Definisi ini memiliki tiga komponen :
Pertama, pertumbuhan ekonomi suatu bangsa terlihat dari meningkatnya secara terus-
menerus persediaan barang.
Kedua, tehnologi maju merupakan faktor dalam pertumbuhan ekonomi yang
menentukan derajat pertumbuhan kemampuan dalam penyediaan aneka macam barang kepada
penduduk.
Ketiga, penggunaan tehnologi secara luas dan efisien memerlukan adanya penyesuaian
di bidang kelembagaan dan ideologi sehingga inovasi yang dihasilkan dapat dimanfaatkan
secara tepat.
Menurut pandangan ekonom klasik, Adam Smith, David Ricardo, Thomas Robert Malthus
dan John Straurt Mill, maupun ekonom neo klasik, Robert Solow dan Trevor Swan,
mengemukakan bahwa pada dasarnya ada empat faktor yang mempengaruhi pertumbuhan
ekonomi yaitu (1) jumlah penduduk, (2) jumlah stok barang modal, (3) luas tanah dan
kekayaan alam, dan
(4) tingkat teknologi yang digunakan. Suatu perekonomian dikatakan mengalami
pertumbuhan atau berkembang apabila tingkat kegiatan ekonomi lebih tinggi dari pada apa
yang dicapai pada masa sebelumnya (Mudrajad Kuncoro, 2003).
2.1.3 pengertian pengangguran

Pengangguran adalah seseorang yang sudah digolongkan dalam angkatan kerja, yang secara
aktif sedang mencari pekerjaan pada suatu tingkat upah tertentu, tetapi tidak dapat
memperoleh pekerjaan yang diinginkan (Sukirno, 2004)

2.1.4
2.1.4.1. Tenaga Kerja
Menurut Simanjuntak (1998), tenaga kerja mencakup penduduk yang sudahatau
sedang bekerja,yang sedang mencari pekerjaan dan yang melakukan kegiatan lain seperti
bersekolah dan mengurus rumah tangga. Pencari kerja, bersekolah, dan mengurus rumah
tangga walaupun tidak bekerja, tetapi mereka secara fisik mampu dan sewaktu-waktu dapat
ikut bekerja. Mulyadi (2003) menyatakan bahwa tenaga kerja adalah penduduk dalam usia
kerja (berusia 15-64 tahun) atau jumlah penduduk dalam suatu negara yang dapat
memproduksi barang dan jasa jika ada permintaan terhadap tenaga kerja mereka dan jika
mereka mau berpartisipasi dalam aktifitas tersebut.
Tenaga kerja merupakan penduduk yang berumur didalam batas usia kerja. Tenaga
kerja dibagi dalam dua kelompok yaitu angkatan kerja dan bukan angkatan kerja. Angkatan
kerja adalah penduduk dalam usia kerja yang terlibat atau berusaha untuk terlibat dalam
kegiatan produktif yaitu memproduksi barang dan jasa. Angkatan kerja terdiri dari golongan
bekerja serta golongan menganggur dan mencari pekerjaan. Bukan angkatan kerja adalah
penduduk dalam usia kerja yang tidak bekerja, tidak mempunyai pekerjaan dan sedang tidak
mencari pekerjaan.
Bukan angkatan kerja terdiri dari golongan yang bersekolah, golongan yang mengurus
rumah tangga dan golongan lain-lain atau penerima pendapatan. Ketiga golongan dalam
kelompok ini sewaktu-waktu dapat menawarkan jasanya untuk bekerja. Oleh sebab itu,
kelompok ini sering juga dinamakan sebagai angkatan kerja potensial (potensial labor force).

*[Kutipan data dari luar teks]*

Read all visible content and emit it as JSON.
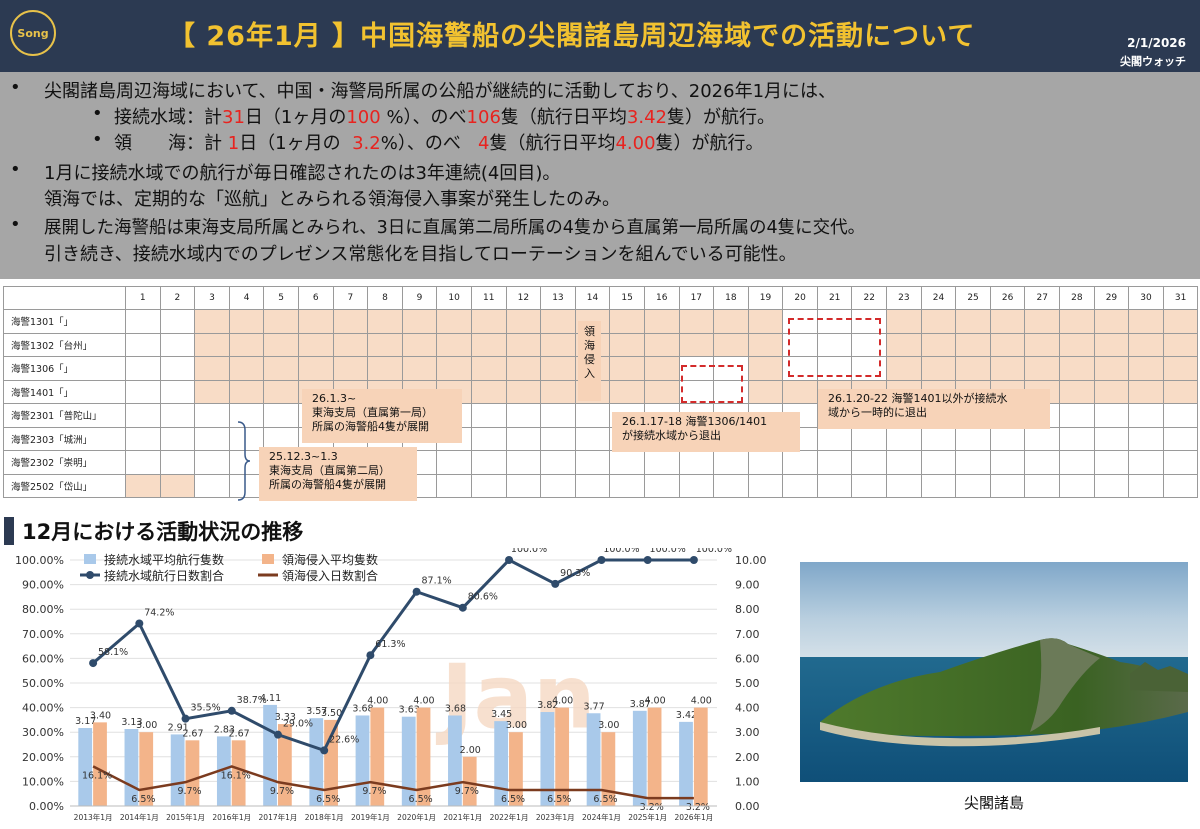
{
  "header": {
    "logo": "Song",
    "title": "【 26年1月 】中国海警船の尖閣諸島周辺海域での活動について",
    "date": "2/1/2026",
    "source": "尖閣ウォッチ"
  },
  "summary": {
    "b1": "尖閣諸島周辺海域において、中国・海警局所属の公船が継続的に活動しており、2026年1月には、",
    "s1": {
      "p1": "接続水域：計",
      "r1": "31",
      "p2": "日（1ヶ月の",
      "r2": "100 ",
      "p3": "%）、のべ",
      "r3": "106",
      "p4": "隻（航行日平均",
      "r4": "3.42",
      "p5": "隻）が航行。"
    },
    "s2": {
      "p1": "領　　海：計 ",
      "r1": "1",
      "p2": "日（1ヶ月の  ",
      "r2": "3.2",
      "p3": "%）、のべ   ",
      "r3": "4",
      "p4": "隻（航行日平均",
      "r4": "4.00",
      "p5": "隻）が航行。"
    },
    "b2": "1月に接続水域での航行が毎日確認されたのは3年連続(4回目)。",
    "b2b": "領海では、定期的な「巡航」とみられる領海侵入事案が発生したのみ。",
    "b3": "展開した海警船は東海支局所属とみられ、3日に直属第二局所属の4隻から直属第一局所属の4隻に交代。",
    "b3b": "引き続き、接続水域内でのプレゼンス常態化を目指してローテーションを組んでいる可能性。",
    "bullet": "•"
  },
  "timeline": {
    "days": [
      "1",
      "2",
      "3",
      "4",
      "5",
      "6",
      "7",
      "8",
      "9",
      "10",
      "11",
      "12",
      "13",
      "14",
      "15",
      "16",
      "17",
      "18",
      "19",
      "20",
      "21",
      "22",
      "23",
      "24",
      "25",
      "26",
      "27",
      "28",
      "29",
      "30",
      "31"
    ],
    "ships": [
      {
        "name": "海警1301「」",
        "from": 3,
        "to": 31,
        "off": [
          20,
          21,
          22
        ]
      },
      {
        "name": "海警1302「台州」",
        "from": 3,
        "to": 31,
        "off": [
          20,
          21,
          22
        ]
      },
      {
        "name": "海警1306「」",
        "from": 3,
        "to": 31,
        "off": [
          17,
          18,
          20,
          21,
          22
        ]
      },
      {
        "name": "海警1401「」",
        "from": 3,
        "to": 31,
        "off": [
          17,
          18
        ]
      },
      {
        "name": "海警2301「普陀山」",
        "from": 0,
        "to": 0,
        "off": []
      },
      {
        "name": "海警2303「城洲」",
        "from": 0,
        "to": 0,
        "off": []
      },
      {
        "name": "海警2302「崇明」",
        "from": 0,
        "to": 0,
        "off": []
      },
      {
        "name": "海警2502「岱山」",
        "from": 1,
        "to": 2,
        "off": []
      }
    ],
    "incursion": "領\n海\n侵\n入",
    "ann1": "26.1.3~\n東海支局（直属第一局）\n所属の海警船4隻が展開",
    "ann2": "25.12.3~1.3\n東海支局（直属第二局）\n所属の海警船4隻が展開",
    "ann3": "26.1.17-18 海警1306/1401\nが接続水域から退出",
    "ann4": "26.1.20-22 海警1401以外が接続水\n域から一時的に退出"
  },
  "chart_section_title": "12月における活動状況の推移",
  "chart_data": {
    "type": "bar",
    "categories": [
      "2013年1月",
      "2014年1月",
      "2015年1月",
      "2016年1月",
      "2017年1月",
      "2018年1月",
      "2019年1月",
      "2020年1月",
      "2021年1月",
      "2022年1月",
      "2023年1月",
      "2024年1月",
      "2025年1月",
      "2026年1月"
    ],
    "series": [
      {
        "name": "接続水域平均航行隻数",
        "kind": "bar",
        "axis": "right",
        "color": "#a9c9ea",
        "values": [
          3.17,
          3.13,
          2.91,
          2.83,
          4.11,
          3.57,
          3.68,
          3.63,
          3.68,
          3.45,
          3.82,
          3.77,
          3.87,
          3.42
        ],
        "labels": [
          "3.17",
          "3.13",
          "2.91",
          "2.83",
          "4.11",
          "3.57",
          "3.68",
          "3.63",
          "3.68",
          "3.45",
          "3.82",
          "3.77",
          "3.87",
          "3.42"
        ]
      },
      {
        "name": "領海侵入平均隻数",
        "kind": "bar",
        "axis": "right",
        "color": "#f3b48a",
        "values": [
          3.4,
          3.0,
          2.67,
          2.67,
          3.33,
          3.5,
          4.0,
          4.0,
          2.0,
          3.0,
          4.0,
          3.0,
          4.0,
          4.0
        ],
        "labels": [
          "3.40",
          "3.00",
          "2.67",
          "2.67",
          "3.33",
          "3.50",
          "4.00",
          "4.00",
          "2.00",
          "3.00",
          "4.00",
          "3.00",
          "4.00",
          "4.00"
        ]
      },
      {
        "name": "接続水域航行日数割合",
        "kind": "line",
        "axis": "left",
        "color": "#2f4b6b",
        "values": [
          58.1,
          74.2,
          35.5,
          38.7,
          29.0,
          22.6,
          61.3,
          87.1,
          80.6,
          100.0,
          90.3,
          100.0,
          100.0,
          100.0
        ],
        "labels": [
          "58.1%",
          "74.2%",
          "35.5%",
          "38.7%",
          "29.0%",
          "22.6%",
          "61.3%",
          "87.1%",
          "80.6%",
          "100.0%",
          "90.3%",
          "100.0%",
          "100.0%",
          "100.0%"
        ]
      },
      {
        "name": "領海侵入日数割合",
        "kind": "line",
        "axis": "left",
        "color": "#7b3b1f",
        "values": [
          16.1,
          6.5,
          9.7,
          16.1,
          9.7,
          6.5,
          9.7,
          6.5,
          9.7,
          6.5,
          6.5,
          6.5,
          3.2,
          3.2
        ],
        "labels": [
          "16.1%",
          "6.5%",
          "9.7%",
          "16.1%",
          "9.7%",
          "6.5%",
          "9.7%",
          "6.5%",
          "9.7%",
          "6.5%",
          "6.5%",
          "6.5%",
          "3.2%",
          "3.2%"
        ]
      }
    ],
    "ylim_left": [
      0,
      100
    ],
    "ylim_right": [
      0,
      10
    ],
    "left_ticks": [
      "0.00%",
      "10.00%",
      "20.00%",
      "30.00%",
      "40.00%",
      "50.00%",
      "60.00%",
      "70.00%",
      "80.00%",
      "90.00%",
      "100.00%"
    ],
    "right_ticks": [
      "0.00",
      "1.00",
      "2.00",
      "3.00",
      "4.00",
      "5.00",
      "6.00",
      "7.00",
      "8.00",
      "9.00",
      "10.00"
    ],
    "watermark": "Jan",
    "legend_position": "top-left"
  },
  "photo_caption": "尖閣諸島",
  "colors": {
    "header": "#2c3a52",
    "accent": "#f2c230",
    "red": "#e8231f",
    "tl_on": "#f8dcc6"
  }
}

2.1.4.2. Penyerapan Tenaga Kerja


Penyerapan tenaga kerja adalah banyaknya lapangan kerja yang sudah terisi yang
tercermin dari banyaknya jumlah penduduk bekerja. Penduduk yang bekerja terserap dan
tersebar di berbagai sektor perekonomian. Terserapnya penduduk bekerja disebabkan oleh
adanya permintaan akan tenaga kerja. Oleh karena itu, penyerapan tenaga kerja dapat
dikatakan sebagai permintaan tenaga kerja (Kuncoro, 2002).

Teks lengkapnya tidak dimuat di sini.